И еще я впервые в жизни увидела иностранцев. «Вайгожэнь», или «люди из чужеземных стран» – так называли их мои родители. Иностранцы толпились в магазинах, их тела были большими и уверенными, их кожа выглядела так, будто ее оттерли дочиста. Я не знала, что волосы могут быть любого цвета, а не только черного – на головах иностранцев были цвета грязи, сандала, выцветшей кожи, соломы. Я даже видела мужчину с волосами цвета моркови. Я не могла перестать таращиться на него и отвела глаза, только когда он поймал мой взгляд.
Я бродила по этим причудливым улицам, звуки города увлекали меня: кричали купцы, играла музыка, незнакомые слова выскакивали из уст, не похожих на мои. Я бродила от дома к дому с тем же полным надежды лицом, но везде было одно и то же: для таких, как ты, здесь работы нет.
Когда наступила ночь, я забралась под брошенную тележку с фруктами, набив живот битыми яблоками и грушами – все, что я смогла купить на деньги, которые дала мне бабушка. Было не так холодно, как прошлой ночью. Я завернулась в куртку, и мне приснилось, что двое мужчин вернулись к нам домой и забрали мою бабушку.
Следующий день не принес ничего нового. Я оказалась в деловом районе, где вдоль улиц стояли здания причудливой формы и стиля, их окна были то квадратными, то округлыми, похожими на цветы, заключенные в изогнутые металлические прутья. Я прошла мимо иностранного отделения почты из серого кирпича с окнами, похожими на туфли с круглым носком. Пока я ломала голову над этими окнами, появился светловолосый мужчина. Он разговаривал сам с собой, его усы изгибались вслед за губами. На мгновение я задумалась, не сжалятся ли надо мной иностранцы. Не предложат ли они кров, еду, работу? Но как только эта мысль пришла мне в голову, светловолосый мужчина заметил меня и двинулся в мою сторону. Я бросилась прочь, прежде чем он успел подойти ближе, встревоженная вожделением в его глазах.
Что же делать? Хотела бы я, чтобы бабушка дала мне больше информации перед отъездом. Хотела бы я, чтобы родители рассказали мне больше о Чжифу или чтобы я больше о нем помнила. А сильнее всего я хотела, чтобы ничего из этого никогда не происходило, чтобы мы могли снова стать семьей, которой были, когда Чжифу казался всего лишь сказкой и моей единственной обязанностью была забота о саде.
Злилась ли я? Да. На родителей – за их исчезновение. На бабушку – за то, что она отослала меня и не поехала вместе со мной. На тех мужчин, которые вошли в наш прекрасный дом и разрушили его. Эта новая жизнь бесцельных скитаний по улицам была не той, которую я себе обещала. Когда-то я мечтала, что продолжу дело родителей, возможно, даже создам собственные красивые вышивки. Я ловила бы рыбу в океане, обменивала ее на муку, сахар и водоросли у семей моих подруг. Мы всегда были бы сыты, и мы были бы семьей, способной пережить времена года, империи и даже смерть.
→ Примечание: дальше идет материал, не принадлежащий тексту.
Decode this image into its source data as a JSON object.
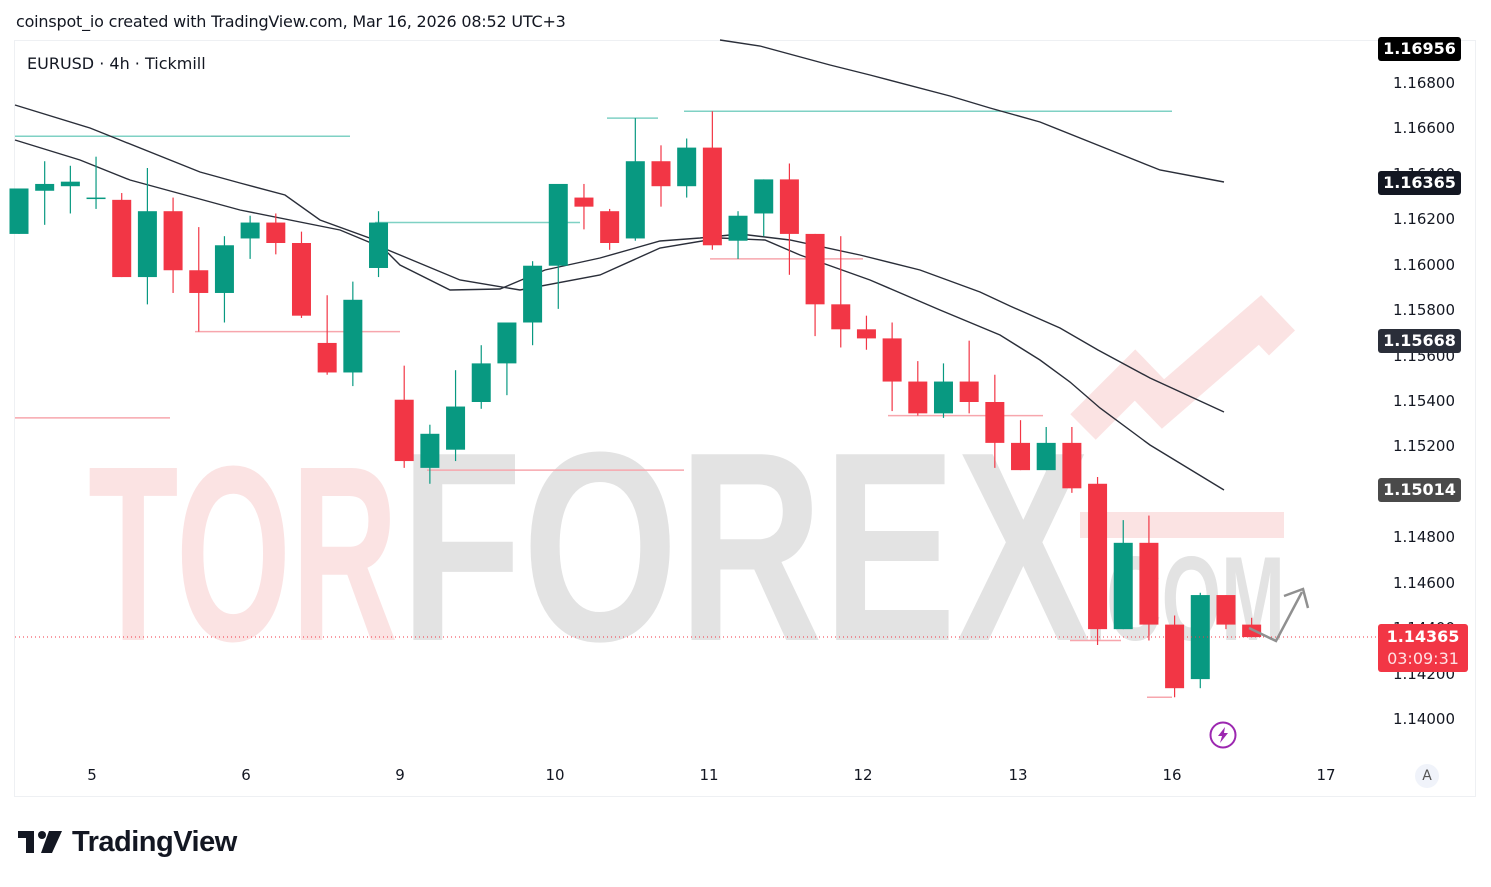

К вечеру пятого дня я так много ходила, что мои пятки чувствовали себя так, словно по ним били камнями. У меня было легкое головокружение, тело казалось невесомым, а в голове клубился туман, мешавший вспомнить, по каким из этих улиц я уже ковыляла. Я умру с голоду, прежде чем вообще найду работу, сказала я себе. Я превратилась в парящее тело, нить, пойманную ветром, и никто вокруг не заботился обо мне и не замечал. Возможно, я уже исчезла – пришла в голову дикая мысль. Когда тело поедает себя изнутри, что остается последним?
Я мечтала о пельмешках, которые готовила бабушка: пухлых тяжелых кармашках, набитых свининой с зеленым луком или креветками с кабачками. Мне нравилось есть их прямо из кастрюли, чтобы можно было обжечься исходящим паром бульоном, вытекавшим после первого укуса. Если я закрывала глаза, то могла снова ощутить их запах – это сытное тепло, гладкое слоистое тесто и обещание того, что прячется внутри.
Это было не просто мое воображение. Я действительно чувствовала запах. Мои глаза распахнулись, и жизнь вновь вернулась ко мне. Всего в нескольких шагах впереди слева была пельменная. Я рванулась к ней, но быстро остановилась – ее хозяин подметал полы, а внутри не горели фонари. Заведение было закрыто.